There are still eight teams involved in the quest for a top four place, and the remaining fixtures of those (excluding the two Manchester clubs who are already there [City], or close [United]) are set out below:

Leicester (62 points, Goal Difference 22, 5 games to go) – Southampton, Newcastle, Manchester United, Chelsea, Tottenham

Chelsea (58 points, Goal Difference 20, 5 games to go) – Fulham, Manchester City, Arsenal, Leicester, Villa

West Ham (55 points, Goal Difference 10, 5 games to go) – Burnley, Everton, Brighton, West Brom, Southampton

Liverpool (54 points, Goal Difference 16, 5 games to go) – Manchester United, Southampton, West Brom, Burnley, Palace

Tottenham (53 points, Goal Difference 18, 5 games to go) – Sheffield United, Leeds, Wolves, Villa, Leicester

Everton (52 points, Goal Difference 4, 5 games to go) –Villa (home), West Ham, Sheffield United, Wolves, Manchester City, Villa (away)

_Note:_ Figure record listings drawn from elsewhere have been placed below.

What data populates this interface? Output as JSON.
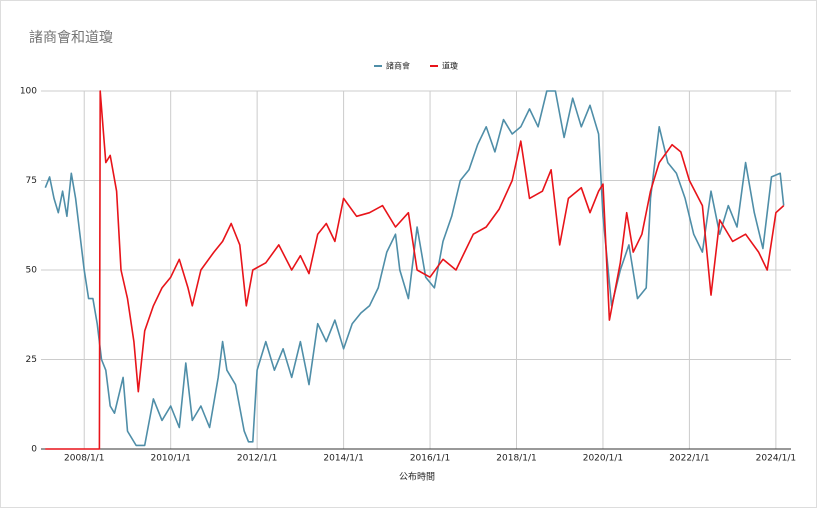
{
  "chart_data": {
    "type": "line",
    "title": "諸商會和道瓊",
    "x_label": "公布時間",
    "xlim": [
      2007,
      2024.35
    ],
    "ylim": [
      0,
      100
    ],
    "xticks": [
      {
        "value": 2008,
        "label": "2008/1/1"
      },
      {
        "value": 2010,
        "label": "2010/1/1"
      },
      {
        "value": 2012,
        "label": "2012/1/1"
      },
      {
        "value": 2014,
        "label": "2014/1/1"
      },
      {
        "value": 2016,
        "label": "2016/1/1"
      },
      {
        "value": 2018,
        "label": "2018/1/1"
      },
      {
        "value": 2020,
        "label": "2020/1/1"
      },
      {
        "value": 2022,
        "label": "2022/1/1"
      },
      {
        "value": 2024,
        "label": "2024/1/1"
      }
    ],
    "yticks": [
      0,
      25,
      50,
      75,
      100
    ],
    "grid": true,
    "legend": "top",
    "series": [
      {
        "name": "諸商會",
        "color": "#4f8ea8",
        "x": [
          2007.1,
          2007.2,
          2007.3,
          2007.4,
          2007.5,
          2007.6,
          2007.7,
          2007.8,
          2007.9,
          2008.0,
          2008.1,
          2008.2,
          2008.3,
          2008.4,
          2008.5,
          2008.6,
          2008.7,
          2008.8,
          2008.9,
          2009.0,
          2009.2,
          2009.4,
          2009.6,
          2009.8,
          2010.0,
          2010.2,
          2010.35,
          2010.5,
          2010.7,
          2010.9,
          2011.1,
          2011.2,
          2011.3,
          2011.5,
          2011.7,
          2011.8,
          2011.9,
          2012.0,
          2012.2,
          2012.4,
          2012.6,
          2012.8,
          2013.0,
          2013.2,
          2013.4,
          2013.6,
          2013.8,
          2014.0,
          2014.2,
          2014.4,
          2014.6,
          2014.8,
          2015.0,
          2015.2,
          2015.3,
          2015.5,
          2015.7,
          2015.9,
          2016.1,
          2016.3,
          2016.5,
          2016.7,
          2016.9,
          2017.1,
          2017.3,
          2017.5,
          2017.7,
          2017.9,
          2018.1,
          2018.3,
          2018.5,
          2018.7,
          2018.9,
          2019.1,
          2019.3,
          2019.5,
          2019.7,
          2019.9,
          2020.0,
          2020.2,
          2020.4,
          2020.6,
          2020.8,
          2021.0,
          2021.1,
          2021.3,
          2021.5,
          2021.7,
          2021.9,
          2022.1,
          2022.3,
          2022.5,
          2022.7,
          2022.9,
          2023.1,
          2023.3,
          2023.5,
          2023.7,
          2023.9,
          2024.1,
          2024.18
        ],
        "values": [
          73,
          76,
          70,
          66,
          72,
          65,
          77,
          70,
          60,
          50,
          42,
          42,
          35,
          25,
          22,
          12,
          10,
          15,
          20,
          5,
          1,
          1,
          14,
          8,
          12,
          6,
          24,
          8,
          12,
          6,
          20,
          30,
          22,
          18,
          5,
          2,
          2,
          22,
          30,
          22,
          28,
          20,
          30,
          18,
          35,
          30,
          36,
          28,
          35,
          38,
          40,
          45,
          55,
          60,
          50,
          42,
          62,
          48,
          45,
          58,
          65,
          75,
          78,
          85,
          90,
          83,
          92,
          88,
          90,
          95,
          90,
          100,
          100,
          87,
          98,
          90,
          96,
          88,
          65,
          40,
          50,
          57,
          42,
          45,
          70,
          90,
          80,
          77,
          70,
          60,
          55,
          72,
          60,
          68,
          62,
          80,
          66,
          56,
          76,
          77,
          68
        ]
      },
      {
        "name": "道瓊",
        "color": "#e8141a",
        "x": [
          2007.1,
          2008.35,
          2008.37,
          2008.5,
          2008.6,
          2008.75,
          2008.85,
          2009.0,
          2009.15,
          2009.25,
          2009.4,
          2009.6,
          2009.8,
          2010.0,
          2010.2,
          2010.4,
          2010.5,
          2010.7,
          2011.0,
          2011.2,
          2011.4,
          2011.6,
          2011.75,
          2011.9,
          2012.2,
          2012.5,
          2012.8,
          2013.0,
          2013.2,
          2013.4,
          2013.6,
          2013.8,
          2014.0,
          2014.3,
          2014.6,
          2014.9,
          2015.2,
          2015.5,
          2015.7,
          2016.0,
          2016.3,
          2016.6,
          2016.8,
          2017.0,
          2017.3,
          2017.6,
          2017.9,
          2018.1,
          2018.3,
          2018.6,
          2018.8,
          2019.0,
          2019.2,
          2019.5,
          2019.7,
          2019.9,
          2020.0,
          2020.15,
          2020.4,
          2020.55,
          2020.7,
          2020.9,
          2021.1,
          2021.3,
          2021.6,
          2021.8,
          2022.0,
          2022.3,
          2022.5,
          2022.7,
          2023.0,
          2023.3,
          2023.6,
          2023.8,
          2024.0,
          2024.18
        ],
        "values": [
          0,
          0,
          100,
          80,
          82,
          72,
          50,
          42,
          30,
          16,
          33,
          40,
          45,
          48,
          53,
          45,
          40,
          50,
          55,
          58,
          63,
          57,
          40,
          50,
          52,
          57,
          50,
          54,
          49,
          60,
          63,
          58,
          70,
          65,
          66,
          68,
          62,
          66,
          50,
          48,
          53,
          50,
          55,
          60,
          62,
          67,
          75,
          86,
          70,
          72,
          78,
          57,
          70,
          73,
          66,
          72,
          74,
          36,
          52,
          66,
          55,
          60,
          72,
          80,
          85,
          83,
          75,
          68,
          43,
          64,
          58,
          60,
          55,
          50,
          66,
          68
        ]
      }
    ]
  }
}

We are now in a position whereby we need to depend on the results of others whilst attempting to get as close as possible to maximum points in our remaining five games. Our game at Burnley will not be an easy one given our poor record at Turf Moor in recent times and the Clarets current form. Their last game, a 4-0 win at Molyneux, was not a result that many would have forecast, although Wolves have had a poor season compared to expectations at the beginning of this campaign.

Leicester have maintained their pole position to finish third with points in the bag and the best goal difference, but based on league positions, their final three fixtures are tough and will coincide with their FA Cup Final involvement. But they may have already done enough? Perhaps not quite yet but their results since losing at the London Stadium have strengthened their hold on that position.

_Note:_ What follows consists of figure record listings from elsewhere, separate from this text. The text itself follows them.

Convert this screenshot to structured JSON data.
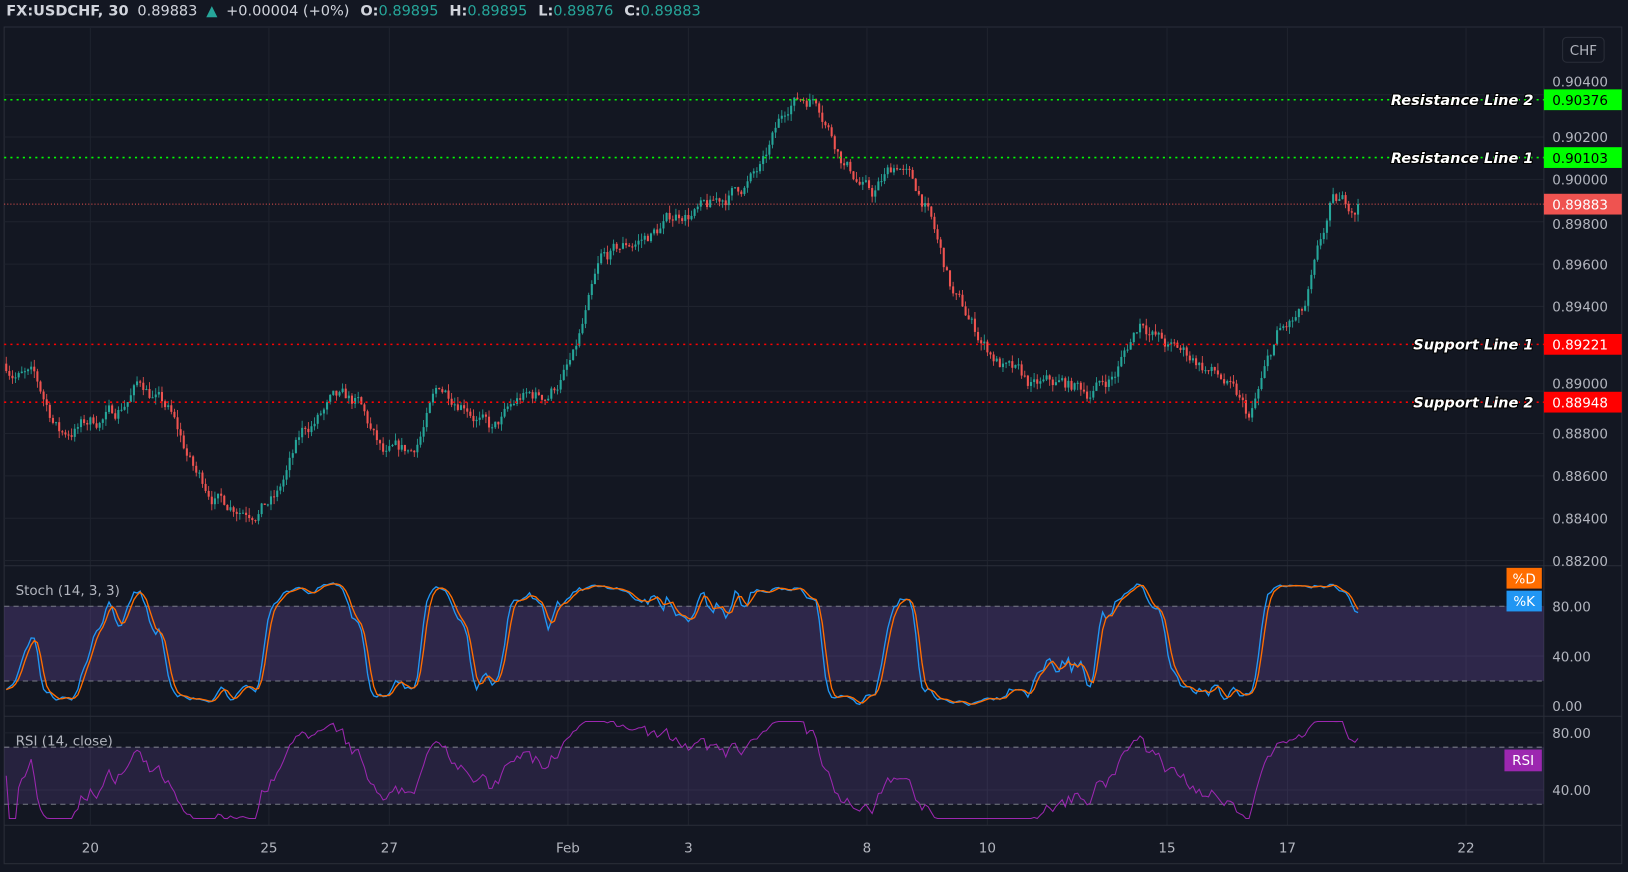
{
  "header": {
    "symbol": "FX:USDCHF, 30",
    "last": "0.89883",
    "change": "+0.00004 (+0%)",
    "o_label": "O:",
    "o": "0.89895",
    "h_label": "H:",
    "h": "0.89895",
    "l_label": "L:",
    "l": "0.89876",
    "c_label": "C:",
    "c": "0.89883",
    "up_icon": "triangle-up-icon"
  },
  "currency_button": "CHF",
  "colors": {
    "background": "#131722",
    "up": "#26a69a",
    "down": "#ef5350",
    "resistance": "#00ff00",
    "support": "#ff0000",
    "last_price": "#ef5350",
    "stoch_k": "#2196f3",
    "stoch_d": "#ff6d00",
    "rsi": "#9c27b0",
    "band": "#7e57c2"
  },
  "chart_data": [
    {
      "type": "candlestick",
      "x_axis_ticks": [
        "20",
        "25",
        "27",
        "Feb",
        "3",
        "8",
        "10",
        "15",
        "17",
        "22"
      ],
      "y_ticks": [
        "0.90400",
        "0.90200",
        "0.90000",
        "0.89800",
        "0.89600",
        "0.89400",
        "0.89000",
        "0.88800",
        "0.88600",
        "0.88400",
        "0.88200"
      ],
      "ylim": [
        0.882,
        0.9055
      ],
      "grid": true,
      "close_approx": [
        0.8913,
        0.8905,
        0.888,
        0.8885,
        0.889,
        0.8905,
        0.889,
        0.886,
        0.8848,
        0.8847,
        0.885,
        0.888,
        0.8893,
        0.8892,
        0.8866,
        0.887,
        0.89,
        0.8898,
        0.888,
        0.8895,
        0.8898,
        0.8915,
        0.8958,
        0.8968,
        0.8975,
        0.8985,
        0.8985,
        0.8995,
        0.9005,
        0.9038,
        0.904,
        0.901,
        0.8992,
        0.9008,
        0.8988,
        0.8945,
        0.8925,
        0.891,
        0.89,
        0.8902,
        0.89,
        0.8908,
        0.8935,
        0.892,
        0.8915,
        0.8905,
        0.8885,
        0.8925,
        0.8935,
        0.8985,
        0.8988
      ],
      "last_price": {
        "value": 0.89883,
        "label": "0.89883"
      },
      "horizontal_lines": [
        {
          "name": "Resistance Line 2",
          "value": 0.90376,
          "label": "0.90376",
          "kind": "resistance"
        },
        {
          "name": "Resistance Line 1",
          "value": 0.90103,
          "label": "0.90103",
          "kind": "resistance"
        },
        {
          "name": "Support Line 1",
          "value": 0.89221,
          "label": "0.89221",
          "kind": "support"
        },
        {
          "name": "Support Line 2",
          "value": 0.88948,
          "label": "0.88948",
          "kind": "support"
        }
      ]
    },
    {
      "type": "line",
      "title": "Stoch (14, 3, 3)",
      "y_ticks": [
        "80.00",
        "40.00",
        "0.00"
      ],
      "ylim": [
        0,
        100
      ],
      "band": [
        20,
        80
      ],
      "legend": [
        "%D",
        "%K"
      ]
    },
    {
      "type": "line",
      "title": "RSI (14, close)",
      "y_ticks": [
        "80.00",
        "40.00"
      ],
      "ylim": [
        20,
        90
      ],
      "band": [
        30,
        70
      ],
      "legend": [
        "RSI"
      ]
    }
  ]
}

This weekend three of our rivals for a top four place have relatively easy (on paper) fixtures. Leicester travel to Southampton, whereas Chelsea and Tottenham have home games against Fulham and Sheffield United respectively. Everton too are at home to Villa and perhaps Liverpool have the toughest game away at Old Trafford.

By the time we face Burnley on Monday evening we will know how all of our rivals have fared, and it is more than likely that we’ll need three points just to retain our current position. I wonder how many (if any) of our injured players will be fit to return? Reports suggest that some are close, but we need to wait and see.

It’s about time for a win at Burnley, and I’m predicting that we’ll keep a clean sheet and nick a goal or two to maintain our challenge. What are the chances?